บทที่ 2 Doji
Technicians watch for price clues that can alert them to a shift in market psychology and trend. Reversal patterns are these technical clues.
Yet the term "reversal pattern" is somewhat of a misnomer. Hearing that term may lead you to think of an old trend ending abruptly and then reversing to a new trend. This rarely happens.Trend reversals usually occur slowly, in stages, as the underlying psychology shifts gears.
A trend reversal signal implies that the prior trend is likely to change, but not necessarily reverse. Recognizing the emergence of reversal patterns can be a valuable skill. There are many ways to trade in and out of positions with reversal indicators. An important principle is to place a new position only if that signal is in the direction of the major trend.
The Doji Pattern
A Doji is usually a relatively short candlestick with no real body, or very little real body. It indicates that the opening and closing prices for the period were at the exact same level or very close together. In terms of market psychology, a Doji indicates that there is indecision and uncertainty in the market with neither buyers nor sellers able, or willing, to move the price to significant levels, which would indicate a weakness in the current trend and a possible reversal.
Types of Doji
Depending on where the open/close line falls, a Doji can be described as a gravestone, long-legged, dragonfly, and four-price Doji as well.
Long-Legged Doji
The long-legged Doji is a candlestick that consists of long upper and lower shadows and has approximately the same opening and closing price. It shows there was a battle between the buyers and sellers but ultimately they ended up about even. And it is the very reason why it signals indecision about the future direction of market trend.

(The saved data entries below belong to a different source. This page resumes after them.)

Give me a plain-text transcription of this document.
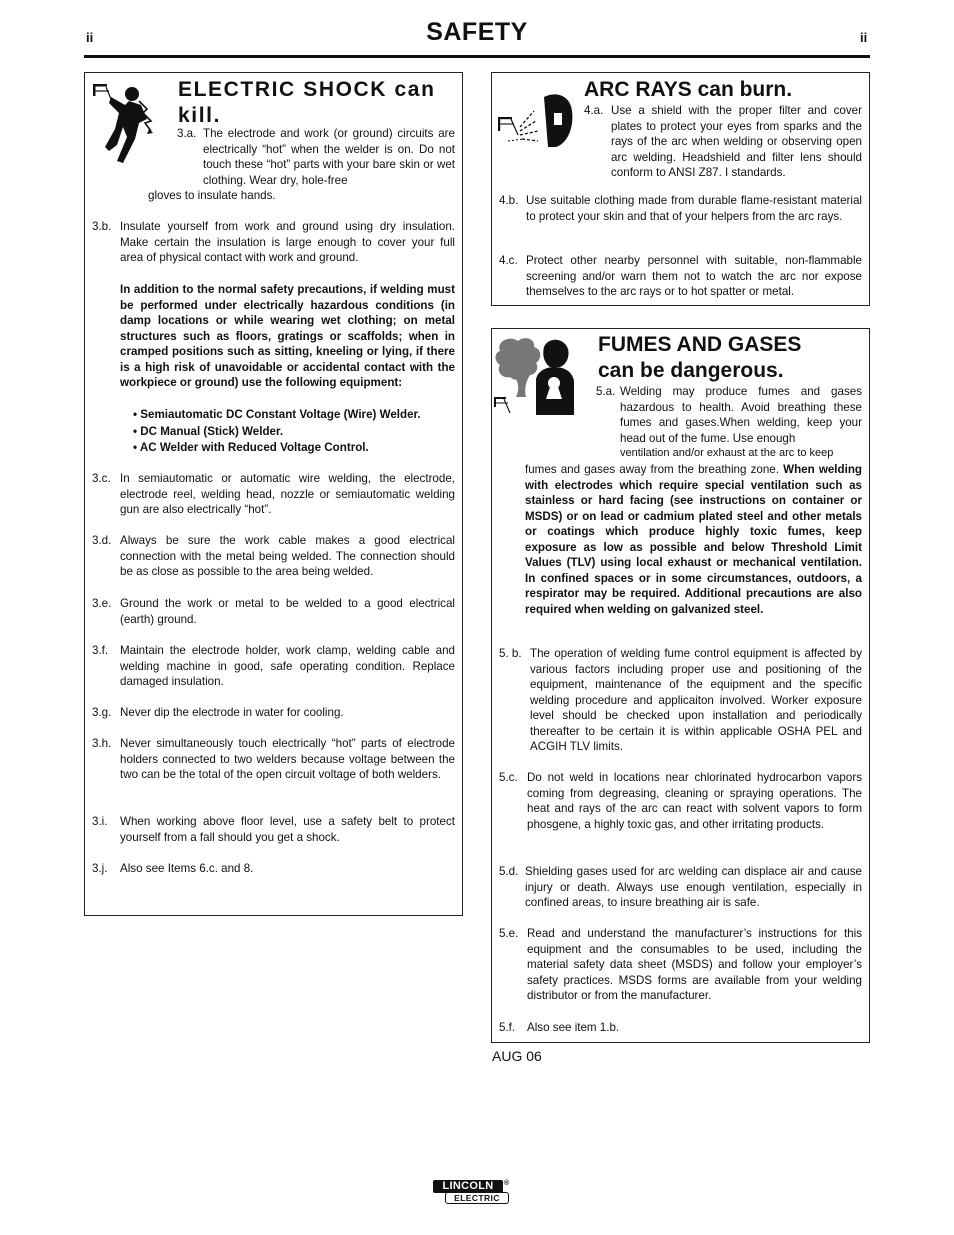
ii	SAFETY	ii
ELECTRIC SHOCK can
kill.
3.a. The electrode and work (or ground) circuits are electrically “hot” when the welder is on. Do not touch these “hot” parts with your bare skin or wet clothing. Wear dry, hole-free
gloves to insulate hands.
3.b. Insulate yourself from work and ground using dry insulation. Make certain the insulation is large enough to cover your full area of physical contact with work and ground.
In addition to the normal safety precautions, if welding must be performed under electrically hazardous conditions (in damp locations or while wearing wet clothing; on metal structures such as floors, gratings or scaffolds; when in cramped positions such as sitting, kneeling or lying, if there is a high risk of unavoidable or accidental contact with the workpiece or ground) use the following equipment:
• Semiautomatic DC Constant Voltage (Wire) Welder.
• DC Manual (Stick) Welder.
• AC Welder with Reduced Voltage Control.
3.c. In semiautomatic or automatic wire welding, the electrode, electrode reel, welding head, nozzle or semiautomatic welding gun are also electrically “hot”.
3.d. Always be sure the work cable makes a good electrical connection with the metal being welded. The connection should be as close as possible to the area being welded.
3.e. Ground the work or metal to be welded to a good electrical (earth) ground.
3.f.	Maintain the electrode holder, work clamp, welding cable and welding machine in good, safe operating condition. Replace damaged insulation.
3.g. Never dip the electrode in water for cooling.
3.h. Never simultaneously touch electrically “hot” parts of electrode holders connected to two welders because voltage between the two can be the total of the open circuit voltage of both welders.
3.i.	When working above floor level, use a safety belt to protect yourself from a fall should you get a shock.
3.j.	Also see Items 6.c. and 8.
ARC RAYS can burn.
4.a. Use a shield with the proper filter and cover plates to protect your eyes from sparks and the rays of the arc when welding or observing open arc welding. Headshield and filter lens should conform to ANSI Z87. I standards.
4.b. Use suitable clothing made from durable flame-resistant material to protect your skin and that of your helpers from the arc rays.
4.c. Protect other nearby personnel with suitable, non-flammable screening and/or warn them not to watch the arc nor expose themselves to the arc rays or to hot spatter or metal.
FUMES AND GASES
can be dangerous.
5.a. Welding may produce fumes and gases hazardous to health. Avoid breathing these fumes and gases.When welding, keep your head out of the fume. Use enough
ventilation and/or exhaust at the arc to keep
fumes and gases away from the breathing zone. When welding with electrodes which require special ventilation such as stainless or hard facing (see instructions on container or MSDS) or on lead or cadmium plated steel and other metals or coatings which produce highly toxic fumes, keep exposure as low as possible and below Threshold Limit Values (TLV) using local exhaust or mechanical ventilation. In confined spaces or in some circumstances, outdoors, a respirator may be required. Additional precautions are also required when welding on galvanized steel.
5. b. The operation of welding fume control equipment is affected by various factors including proper use and positioning of the equipment, maintenance of the equipment and the specific welding procedure and applicaiton involved. Worker exposure level should be checked upon installation and periodically thereafter to be certain it is within applicable OSHA PEL and ACGIH TLV limits.
5.c. Do not weld in locations near chlorinated hydrocarbon vapors coming from degreasing, cleaning or spraying operations. The heat and rays of the arc can react with solvent vapors to form phosgene, a highly toxic gas, and other irritating products.
5.d. Shielding gases used for arc welding can displace air and cause injury or death. Always use enough ventilation, especially in confined areas, to insure breathing air is safe.
5.e. Read and understand the manufacturer’s instructions for this equipment and the consumables to be used, including the material safety data sheet (MSDS) and follow your employer’s safety practices. MSDS forms are available from your welding distributor or from the manufacturer.
5.f.	Also see item 1.b.
AUG 06
LINCOLN	®
ELECTRIC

Since the pattern is viewed as an indecision period, a trader could wait for the price to move above the high or low of the long-legged Doji. If the price moves above, enter a long position. If the price moves below the pattern, enter a short position. Additionally, if entering long as the price moves above the long-legged Doji or consolidation, place a stop loss below the pattern or consolidation. If entering short as the price moves below the long-legged Doji or consolidation, place a stop loss above the pattern or consolidation.